Vendredi 20 mai 2022

0km.

Pëllumbas.

À mon réveil, je reste un moment dans la tente à apprécier le calme de la montagne, les sons des animaux et celui du vent sur les arbres. Je descends ensuite jusqu’à la maison pour prendre le petit-déjeuner avec les autres. On attend l’arrivée d’une classe de l’école anglaise de Tirana. Lorsqu’ils arrivent, la douce paisibilité de la maison fait soudain place au boucan énergétique d’une trentaine de gamins surexcités de l’école primaire, qui forment un débarquement abrupt, sautillant dans tous les sens et commençant à grimper à tout ce qu’ils voient: toiles accrochées aux arbres, puits, bancs.

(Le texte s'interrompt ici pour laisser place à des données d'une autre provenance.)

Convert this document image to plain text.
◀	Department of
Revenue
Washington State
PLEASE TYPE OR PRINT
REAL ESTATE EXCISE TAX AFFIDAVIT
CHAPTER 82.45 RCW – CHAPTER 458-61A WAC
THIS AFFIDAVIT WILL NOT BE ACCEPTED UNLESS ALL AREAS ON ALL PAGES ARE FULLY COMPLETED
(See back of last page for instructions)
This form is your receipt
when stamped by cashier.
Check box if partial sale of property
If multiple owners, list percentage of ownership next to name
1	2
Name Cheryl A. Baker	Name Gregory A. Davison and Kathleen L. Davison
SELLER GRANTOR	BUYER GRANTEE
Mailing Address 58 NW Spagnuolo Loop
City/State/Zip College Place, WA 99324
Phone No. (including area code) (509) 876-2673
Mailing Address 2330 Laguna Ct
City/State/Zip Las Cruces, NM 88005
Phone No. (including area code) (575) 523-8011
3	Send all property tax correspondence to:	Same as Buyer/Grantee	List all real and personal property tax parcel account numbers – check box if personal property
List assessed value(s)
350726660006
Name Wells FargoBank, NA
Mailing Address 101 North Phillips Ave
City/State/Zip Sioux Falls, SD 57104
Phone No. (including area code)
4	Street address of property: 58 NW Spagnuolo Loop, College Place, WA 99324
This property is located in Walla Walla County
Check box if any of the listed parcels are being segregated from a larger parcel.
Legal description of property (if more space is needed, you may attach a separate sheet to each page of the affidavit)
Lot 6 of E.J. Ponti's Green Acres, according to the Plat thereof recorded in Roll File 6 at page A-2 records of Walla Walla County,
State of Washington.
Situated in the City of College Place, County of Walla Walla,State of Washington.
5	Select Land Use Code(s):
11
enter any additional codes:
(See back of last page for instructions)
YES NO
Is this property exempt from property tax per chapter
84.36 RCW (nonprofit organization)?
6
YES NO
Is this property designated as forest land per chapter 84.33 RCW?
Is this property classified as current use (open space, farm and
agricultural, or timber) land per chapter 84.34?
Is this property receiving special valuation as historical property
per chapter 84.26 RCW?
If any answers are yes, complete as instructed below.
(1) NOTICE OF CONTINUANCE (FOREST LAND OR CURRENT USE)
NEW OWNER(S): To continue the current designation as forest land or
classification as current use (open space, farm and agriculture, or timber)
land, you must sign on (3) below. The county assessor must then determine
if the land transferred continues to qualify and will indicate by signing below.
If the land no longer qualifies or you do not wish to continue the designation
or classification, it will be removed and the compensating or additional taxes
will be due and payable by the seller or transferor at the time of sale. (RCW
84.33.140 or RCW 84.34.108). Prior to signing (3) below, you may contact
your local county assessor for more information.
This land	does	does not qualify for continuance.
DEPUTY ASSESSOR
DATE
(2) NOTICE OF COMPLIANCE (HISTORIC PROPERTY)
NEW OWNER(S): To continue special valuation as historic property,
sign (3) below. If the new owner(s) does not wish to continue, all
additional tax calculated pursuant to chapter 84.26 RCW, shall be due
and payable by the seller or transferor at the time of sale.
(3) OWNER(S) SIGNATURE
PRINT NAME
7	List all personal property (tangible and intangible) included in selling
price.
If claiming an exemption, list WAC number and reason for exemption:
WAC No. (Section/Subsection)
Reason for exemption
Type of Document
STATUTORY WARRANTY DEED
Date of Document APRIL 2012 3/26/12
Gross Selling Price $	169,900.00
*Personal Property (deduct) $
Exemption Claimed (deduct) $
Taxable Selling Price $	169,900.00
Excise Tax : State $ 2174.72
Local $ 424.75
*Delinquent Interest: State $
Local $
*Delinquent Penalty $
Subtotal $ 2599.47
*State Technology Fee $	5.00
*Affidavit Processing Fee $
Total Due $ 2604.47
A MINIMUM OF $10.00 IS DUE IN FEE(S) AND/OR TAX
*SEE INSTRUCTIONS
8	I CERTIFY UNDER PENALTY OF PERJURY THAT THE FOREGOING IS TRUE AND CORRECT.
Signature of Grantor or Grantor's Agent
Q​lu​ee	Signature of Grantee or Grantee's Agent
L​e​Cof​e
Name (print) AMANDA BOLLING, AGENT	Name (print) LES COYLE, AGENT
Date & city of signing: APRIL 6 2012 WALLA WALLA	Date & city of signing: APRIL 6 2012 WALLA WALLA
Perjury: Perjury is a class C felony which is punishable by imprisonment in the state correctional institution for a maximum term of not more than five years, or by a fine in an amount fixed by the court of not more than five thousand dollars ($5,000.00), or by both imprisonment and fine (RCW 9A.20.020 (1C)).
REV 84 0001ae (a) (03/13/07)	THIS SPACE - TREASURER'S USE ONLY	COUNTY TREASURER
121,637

C’est des enfants de la ville qui viennent rarement à la compagne: un s’exclame « ils ont même un feu de camp ! » avec une joie inédite, l’autre observe que c’est la première fois qu’elle s’assied dans l’herbe et ne veut pas tacher ses habits. Ilir leur présente le concept général du projet: une éco-maison qui peut accueillir des hôtes et des volontaires pour participer à la vie communautaire et au jardin. Ensuite, partage de la classe en trois groupes qui vont tour à tour suivre Sergei autour du jardin de permaculture, Ilir pour une visite de la maison et finalement Suzy pour la construction de la maison en argile. En premier lieu curieux et intéressés, ils deviennent erratiquement ingouvernables et rétifs, ces petits êtres sont trop plein d’énergie et lorsqu’ils repartent, on est quand même soulagé de ne plus devoir leur donner toute notre énergie et notre attention.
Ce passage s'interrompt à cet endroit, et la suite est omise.